Frühstück 8 Uhr. Das Wetter sonnig bis leicht bewölkt, um
die 30 Grad.
Heute war Fahrtag. Unser heutiges Etappenziel: Cienfuegos
via Playa Largo.
9 Uhr Abfahrt. Zuvor noch fix in den Supermarkt Wasser
holen.
In Pinar del Rio machten wir kurz Station. Hier
schlenderten wir ein wenig durch das Zentrum auf der Suche nach dem Palazio
Guasch. Von den Einheimischen schicke uns jeder in eine andere Richtung. Naja,
ewig Zeit hatten wir nun auch nicht. Wir brachen die Suche ab. Auf dem Weg raus
aus Pinar kamen wir dann doch noch am Guasch vorbei, was wir natürlich erst
hinterher herausfanden.
Die letzten Tage hatten wir versucht Cola zu bekommen,
aber die war Mangelware, selbst die Bars mussten haushalten, d.h das
Mischungsverhältnis Rum zu Cola verschob sich merklich zum Rum. Die Cola war
nur noch zur Farbgebung. Doch in Pinar del Rio wurden wir fündig. Ha ... heute
Abend gibt´s CubaLibre.
Von Pinar aus hatten wir ein langes Stück Autopista (A4)

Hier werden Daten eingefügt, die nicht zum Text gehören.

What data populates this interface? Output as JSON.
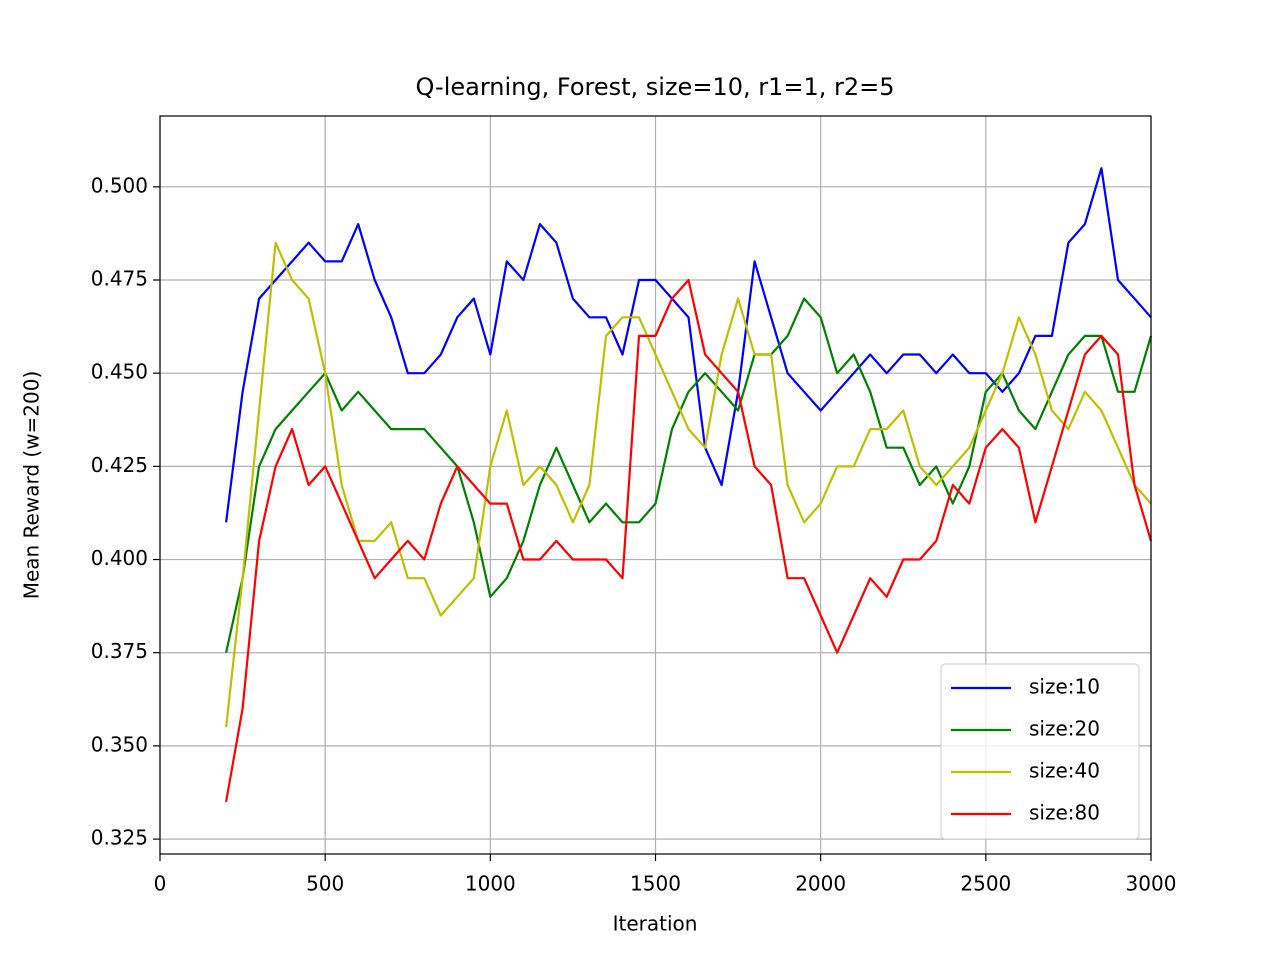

bis San Antonio de los Baños. Dann ging es auf Nebenstraßen bis San Jose de las
Lajas. Zum Glück ließen diese sich die besser fahren, als die von gestern.
Bei San Jose fuhren wir wieder auf die Autopista (A1) bis
Jagüey Grande.
Hier noch ein kurzer Boxenstopp.
Und wer denkt, wir sind in Cuba, tja denkst… als nächstes
kam Australia.
Wir fuhren weiter bis nach Playa Largo. Irgendwie hatten
wir uns das hier …lebhafter vorgestellt. Aber gut… die Saison fängt ja erst in
3 Wochen an. Trotzdem fanden wir es etwas trostlos und Sandstrände nach
Bilderbuchvorstellung hatten wir jetzt nicht gesehen. Also weiter die Küstenstraße
entlang bis Playa Giron. Unterwegs suchten wir nach kleinen versteckten
Einfahrten zum Meer.
In Playa Giron drehten wir von der Küste ab nach
Cienfuegos. Unterwegs huschten immer wieder kleine schwarzrote bzw. orange Halloweenkrabben
über die Straße. Die kleinen Biester mit der Kamera einzufangen war schon
sportlich.
Kurz vor Cienfuegos gerieten wir in einem Dorf in eine
Straßenparty und ausgerechnet die einzige Straße, die unser Navi kannte. Äähm…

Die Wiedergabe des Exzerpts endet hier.